Yemin ederim gelin kızı tanımıyorum.
Keza damadın da kim olduğunu bilmiyorum.
Anaları kimdir, babaları kimdir ondan da haberim
yok.
Ne iş yaptıklarını da sormadım.
Galiba kızın babası inşaatçı bir aileymiş.
Tanısam da önemi yok.
İsimler, soyadlar bir değer taşımıyor.
Burada size bir düğünün görüntülerini vermek
istiyorum.
Genel Yayın Yönetmenim Yavuz Barlas’a sordum, “Köşeme video
koyabilir miyiz?” diye.
“Tabii abi, artık dijital yayıncılık yapıyoruz”
dedi.
Bir tık ötede izleyebileceğiniz görüntüler bir
düğünden.
Türk sosyetesinden bir kızımız, yine aynı cemiyete mensup
olduğunu düşündüğüm bir delikanlı ile evleniyor.
Allah mesut etsin.
Bu düğünden haberim sosyal medya üzerinden
oldu.
Versailles Sarayı’nda yapılmış.
Görüntüleri ilk gördüğümde “Herhalde Fransa Kralı evleniyor”
diye düşündüm.
Sonra Murat Bardakçı’yı aradım.
Toprağı bol olsun, Fransa’nın son Kralı Henri pek yakın
dostuydu.
Onun bile böyle bir düğünü olmamış.
Murat “Yok yahu ne Versailles’ı, Henri’yi bilmiyorum ama
şimdi Comte de Paris, Liechtenstein Prensesi ile belediyede
evlenmişti” dedi.
Burada ise sadelikten eser değil katre yok.
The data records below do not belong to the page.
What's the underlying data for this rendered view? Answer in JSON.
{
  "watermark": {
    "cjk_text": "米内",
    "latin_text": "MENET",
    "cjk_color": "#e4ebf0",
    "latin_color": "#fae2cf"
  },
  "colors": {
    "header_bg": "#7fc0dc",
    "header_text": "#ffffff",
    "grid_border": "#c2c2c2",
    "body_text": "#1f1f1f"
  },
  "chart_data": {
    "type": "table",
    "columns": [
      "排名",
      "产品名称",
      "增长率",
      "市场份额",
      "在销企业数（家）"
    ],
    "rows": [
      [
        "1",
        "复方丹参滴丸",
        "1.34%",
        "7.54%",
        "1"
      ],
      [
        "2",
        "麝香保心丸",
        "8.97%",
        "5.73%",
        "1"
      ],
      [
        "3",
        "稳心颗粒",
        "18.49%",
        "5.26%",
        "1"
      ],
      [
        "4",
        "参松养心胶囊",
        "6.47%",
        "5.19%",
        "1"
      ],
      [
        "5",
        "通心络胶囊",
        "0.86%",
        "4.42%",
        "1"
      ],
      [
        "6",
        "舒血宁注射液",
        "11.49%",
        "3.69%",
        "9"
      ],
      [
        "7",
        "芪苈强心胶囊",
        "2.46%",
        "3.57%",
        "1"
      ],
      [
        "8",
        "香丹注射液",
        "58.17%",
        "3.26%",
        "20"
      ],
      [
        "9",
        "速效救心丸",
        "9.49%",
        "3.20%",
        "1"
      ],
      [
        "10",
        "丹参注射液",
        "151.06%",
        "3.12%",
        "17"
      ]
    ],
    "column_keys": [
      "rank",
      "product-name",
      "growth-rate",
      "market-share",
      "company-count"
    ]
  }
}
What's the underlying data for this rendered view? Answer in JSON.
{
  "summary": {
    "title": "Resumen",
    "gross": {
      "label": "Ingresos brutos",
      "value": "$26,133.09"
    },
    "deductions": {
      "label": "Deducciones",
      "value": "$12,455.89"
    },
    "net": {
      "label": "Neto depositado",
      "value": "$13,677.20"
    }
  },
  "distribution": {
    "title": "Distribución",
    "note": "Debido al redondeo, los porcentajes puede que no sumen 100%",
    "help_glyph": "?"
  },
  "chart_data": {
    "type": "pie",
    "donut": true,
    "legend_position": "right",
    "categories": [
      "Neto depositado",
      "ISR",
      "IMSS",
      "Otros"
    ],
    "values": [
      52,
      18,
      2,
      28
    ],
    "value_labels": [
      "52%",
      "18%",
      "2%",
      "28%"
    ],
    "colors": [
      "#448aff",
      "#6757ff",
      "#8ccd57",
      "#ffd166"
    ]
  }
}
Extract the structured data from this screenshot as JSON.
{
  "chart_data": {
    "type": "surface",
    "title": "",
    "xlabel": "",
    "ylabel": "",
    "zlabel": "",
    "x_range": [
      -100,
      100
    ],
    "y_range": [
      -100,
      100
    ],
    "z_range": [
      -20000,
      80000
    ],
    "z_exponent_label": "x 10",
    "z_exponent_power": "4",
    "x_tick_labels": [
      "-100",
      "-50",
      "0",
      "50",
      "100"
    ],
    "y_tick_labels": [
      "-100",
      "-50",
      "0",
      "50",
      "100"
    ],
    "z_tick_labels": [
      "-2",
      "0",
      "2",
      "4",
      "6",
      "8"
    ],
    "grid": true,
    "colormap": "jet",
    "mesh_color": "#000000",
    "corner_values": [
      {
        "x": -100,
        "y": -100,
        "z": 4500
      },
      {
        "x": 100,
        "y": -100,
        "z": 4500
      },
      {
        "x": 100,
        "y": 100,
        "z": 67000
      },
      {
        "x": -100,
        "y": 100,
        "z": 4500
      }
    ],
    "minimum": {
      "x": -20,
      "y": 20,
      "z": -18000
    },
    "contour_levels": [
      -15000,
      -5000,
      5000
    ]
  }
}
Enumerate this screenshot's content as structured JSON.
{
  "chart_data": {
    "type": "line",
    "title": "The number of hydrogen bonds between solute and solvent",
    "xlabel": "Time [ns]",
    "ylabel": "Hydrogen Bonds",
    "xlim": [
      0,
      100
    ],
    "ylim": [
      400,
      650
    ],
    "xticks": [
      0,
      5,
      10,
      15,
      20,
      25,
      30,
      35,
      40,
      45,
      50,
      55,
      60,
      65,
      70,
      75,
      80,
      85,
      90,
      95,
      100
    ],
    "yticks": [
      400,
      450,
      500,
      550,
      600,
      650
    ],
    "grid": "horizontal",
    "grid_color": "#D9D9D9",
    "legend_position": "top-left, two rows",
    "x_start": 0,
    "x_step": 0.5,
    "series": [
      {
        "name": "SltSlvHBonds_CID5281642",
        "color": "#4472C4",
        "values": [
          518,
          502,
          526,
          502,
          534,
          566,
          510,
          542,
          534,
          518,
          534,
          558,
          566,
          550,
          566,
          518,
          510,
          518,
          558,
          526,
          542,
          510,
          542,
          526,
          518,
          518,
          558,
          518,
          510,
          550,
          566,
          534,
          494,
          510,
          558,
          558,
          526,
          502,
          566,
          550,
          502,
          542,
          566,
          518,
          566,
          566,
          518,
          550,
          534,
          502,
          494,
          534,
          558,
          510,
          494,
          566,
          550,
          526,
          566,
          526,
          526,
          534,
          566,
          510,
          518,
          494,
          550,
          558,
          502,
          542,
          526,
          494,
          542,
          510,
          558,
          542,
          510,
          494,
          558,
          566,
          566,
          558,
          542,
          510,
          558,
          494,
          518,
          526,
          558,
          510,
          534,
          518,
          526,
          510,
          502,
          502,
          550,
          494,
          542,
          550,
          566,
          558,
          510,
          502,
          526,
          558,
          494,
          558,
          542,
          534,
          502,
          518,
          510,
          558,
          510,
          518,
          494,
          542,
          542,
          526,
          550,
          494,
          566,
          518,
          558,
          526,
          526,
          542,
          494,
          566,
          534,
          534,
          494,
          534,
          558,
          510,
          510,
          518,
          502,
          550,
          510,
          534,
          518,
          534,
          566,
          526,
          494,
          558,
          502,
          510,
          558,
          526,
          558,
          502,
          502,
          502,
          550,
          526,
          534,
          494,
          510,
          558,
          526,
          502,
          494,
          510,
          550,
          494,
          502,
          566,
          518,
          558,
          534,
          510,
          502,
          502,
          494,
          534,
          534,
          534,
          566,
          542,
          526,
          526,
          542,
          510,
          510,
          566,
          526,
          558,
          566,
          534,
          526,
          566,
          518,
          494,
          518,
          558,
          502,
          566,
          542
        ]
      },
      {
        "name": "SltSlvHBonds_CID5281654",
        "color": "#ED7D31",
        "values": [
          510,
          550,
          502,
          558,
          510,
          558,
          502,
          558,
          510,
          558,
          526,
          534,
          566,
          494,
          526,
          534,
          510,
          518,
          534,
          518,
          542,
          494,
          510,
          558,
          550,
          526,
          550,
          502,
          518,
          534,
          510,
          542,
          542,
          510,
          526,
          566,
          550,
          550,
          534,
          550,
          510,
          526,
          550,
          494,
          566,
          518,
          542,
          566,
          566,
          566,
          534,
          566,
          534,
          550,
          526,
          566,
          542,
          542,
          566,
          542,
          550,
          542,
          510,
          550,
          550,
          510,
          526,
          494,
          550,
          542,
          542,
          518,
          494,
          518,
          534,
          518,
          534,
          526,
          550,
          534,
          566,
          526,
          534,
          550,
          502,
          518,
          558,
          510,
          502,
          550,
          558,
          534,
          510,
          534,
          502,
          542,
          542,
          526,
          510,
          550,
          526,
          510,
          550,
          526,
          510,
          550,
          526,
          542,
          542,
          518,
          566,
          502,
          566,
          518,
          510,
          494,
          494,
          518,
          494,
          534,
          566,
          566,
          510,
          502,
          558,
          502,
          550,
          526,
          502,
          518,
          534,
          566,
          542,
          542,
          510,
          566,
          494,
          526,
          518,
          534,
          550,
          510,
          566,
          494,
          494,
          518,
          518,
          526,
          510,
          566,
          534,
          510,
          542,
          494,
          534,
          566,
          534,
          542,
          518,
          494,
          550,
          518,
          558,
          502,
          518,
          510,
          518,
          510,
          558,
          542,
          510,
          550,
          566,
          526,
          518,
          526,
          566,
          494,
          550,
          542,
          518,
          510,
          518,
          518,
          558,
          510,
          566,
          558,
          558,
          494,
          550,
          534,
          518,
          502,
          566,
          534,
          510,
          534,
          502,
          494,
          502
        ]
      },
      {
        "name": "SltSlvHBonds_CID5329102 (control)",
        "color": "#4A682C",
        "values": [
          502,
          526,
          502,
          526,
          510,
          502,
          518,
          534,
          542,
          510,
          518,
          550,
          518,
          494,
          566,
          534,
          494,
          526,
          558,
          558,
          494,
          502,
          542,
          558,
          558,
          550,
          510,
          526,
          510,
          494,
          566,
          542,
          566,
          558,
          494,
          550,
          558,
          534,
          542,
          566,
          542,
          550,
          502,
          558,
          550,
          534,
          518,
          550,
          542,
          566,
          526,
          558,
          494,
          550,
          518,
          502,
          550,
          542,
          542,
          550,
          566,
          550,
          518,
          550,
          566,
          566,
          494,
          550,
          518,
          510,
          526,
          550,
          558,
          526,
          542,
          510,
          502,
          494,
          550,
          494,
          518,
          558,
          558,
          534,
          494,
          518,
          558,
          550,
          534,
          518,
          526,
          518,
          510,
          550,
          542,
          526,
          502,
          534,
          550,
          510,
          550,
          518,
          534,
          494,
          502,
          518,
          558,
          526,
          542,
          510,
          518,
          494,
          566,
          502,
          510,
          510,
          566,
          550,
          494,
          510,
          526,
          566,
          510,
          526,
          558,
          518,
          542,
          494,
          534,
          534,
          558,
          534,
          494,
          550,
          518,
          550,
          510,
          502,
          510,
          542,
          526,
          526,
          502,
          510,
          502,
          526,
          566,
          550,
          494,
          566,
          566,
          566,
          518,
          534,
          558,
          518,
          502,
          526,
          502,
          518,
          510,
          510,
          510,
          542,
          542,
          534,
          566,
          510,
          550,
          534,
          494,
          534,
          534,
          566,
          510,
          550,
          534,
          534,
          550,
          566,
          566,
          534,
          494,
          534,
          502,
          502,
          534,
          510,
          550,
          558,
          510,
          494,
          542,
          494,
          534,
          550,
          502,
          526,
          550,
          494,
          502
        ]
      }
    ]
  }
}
Saray’a gelen yolun iki tarafına 18. Yüzyıl Fransız merasim
kıtası kılığında askerler yerleştirilmiş, ellerinde silahları
ile.
Konuklar onların arasından geçiyor.
Konukları daha sonra boyunlarına asılı trampetleri çalan bir
başka merasim bandosu karşılıyor.
Saray’ın çatısına da askerler
yerleştirilmiş.
Girişte konuklara rose şampanya ikram
ediliyor.
Zannedersin Orleans Dükü ile Habsburg Prensesi
evleniyor.
Görüntü öyle.
Sonra Saray’ın içine giriliyor.
Aman Allah.
Böyle bir süsleme, böyle bir debdebe Saray saray olalı
görmemiştir.
Saray’ın taşları “Ulan bu Fransızlar bir halt bilmiyormuş.
Keşke bu Saray bir Türk sarayı olsaymış” demiştir öyle bir
şölen.
Çiçekler, çiçekler, danteller, kumaşlar,
lazerler...
Türlü türlü gösteri. Tabii Türkiye’den gelen şarkıcılar
falan.
Ve en sonunda düğün pastası geliyor sahneye.
Eyfel Kulesi’nden hallice.
Muhtemelen kule kadar yapacaklarmış ama salona girmez diye
mütevazı davranmışlar.
Sosyal medya sayesinde öğrendiğim kadarıyla gelinin muhteşem
gelinliği de Londra’da diktirilmiş ve 200 bin pounda mal olmuş.
Yani yaklaşık 1 milyon 700 bin TL’ye.
Dahası konuklar Paris’in en şık otellerinden George V’te
ağırlanmış ve düğünden önceki gece de muhteşem partiler
verilmiş.
Bakın kimsenin ne düğünüyle ilgilenirim, ne başka bir
şeyiyle...
Elbette ki, her ana baba evladı için en iyisi neyse onu
yapmak ister.
Allah hiçbir ana babaya evladının kötü gününü göstermesin,
herkesin evladı mutlu olsun, keyifli olsun.
Ama bir de izan diye bir şey vardır.
Memleket bu haldeyken, millet yarın ne olacak diye kara kara
düşünürken böyle bir düğün yapmak hangi akla
hizmettir.
Bu görüntüleri gören bazıları muhtemelen “Bu ne görgüsüzlük”
diyecektir.
Ben öyle demem.
Ben sadece “Bu ne saygısızlık” derim.